Expor o problema é a parte mais fácil, mas dar respostas é mais difícil e, implantá-las, é ainda mais complicado. Um desafio é o de reinventar as instituições internacionais que ontem foram universalmente idealizadas e que agora são universalmente desprezadas. Substituir o G-8 pelo G-20 foi um passo importante, um reconhecimento do atual mundo multipolar e sinal tangível de que o sistema pode ser reformado e adaptado.
Contudo, é insuficiente. E reinventar nossas instituições não é criar mais organismos. É, por outro lado, conectar as instituições de uma maneira melhor, de modo a garantir que a Organização Mundial do Comércio (OMC), o Fundo Monetário Internacional (FMI), o Banco Mundial e o vasto sistema das Nações Unidas operem como um todo mais coerente, e não como um mosaico de feudos.

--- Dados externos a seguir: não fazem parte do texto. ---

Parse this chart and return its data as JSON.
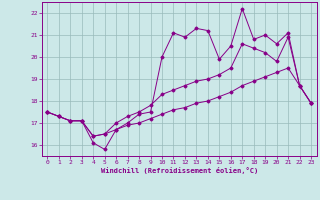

O verdadeiro desafio é o de mudar nossa forma de pensar e não só nossos sistemas, instituições ou políticas. Necessitamos que a imaginação se apodere da imensa promessa e do imenso desafio que constituem o mundo contemporâneo e tire proveito. O futuro depende de mais globalização, não de menos, assim como de mais cooperação, mais interação entre povos e culturas e inclusive de compartilhar em maior medida responsabilidades e interesses. O multilateralismo talvez seja complicado, frustrante e capaz de dar dois passos adiante e um passo atrás. Entretanto, a ficção de que existe uma alternativa ao multilateralismo é ingênua e perigosa. Ingênua porque ignora que estamos nos convertendo em mais, e não menos, dependentes uns dos outros. Perigosa porque faz correr o risco de afundarmos novamente em nosso passado de divisões, com todos seus conflitos e tragédias. É uma fácil tentação para os políticos se mobilizarem em busca do que está próximo e utilizar o sentido de pertinência e de identidade contra “os outros”, “os estrangeiros”. No entanto, é muito perigoso. Envolverde/IPS
* Pascal Lamy é diretor-geral da Organização Mundial do Comércio (OMC).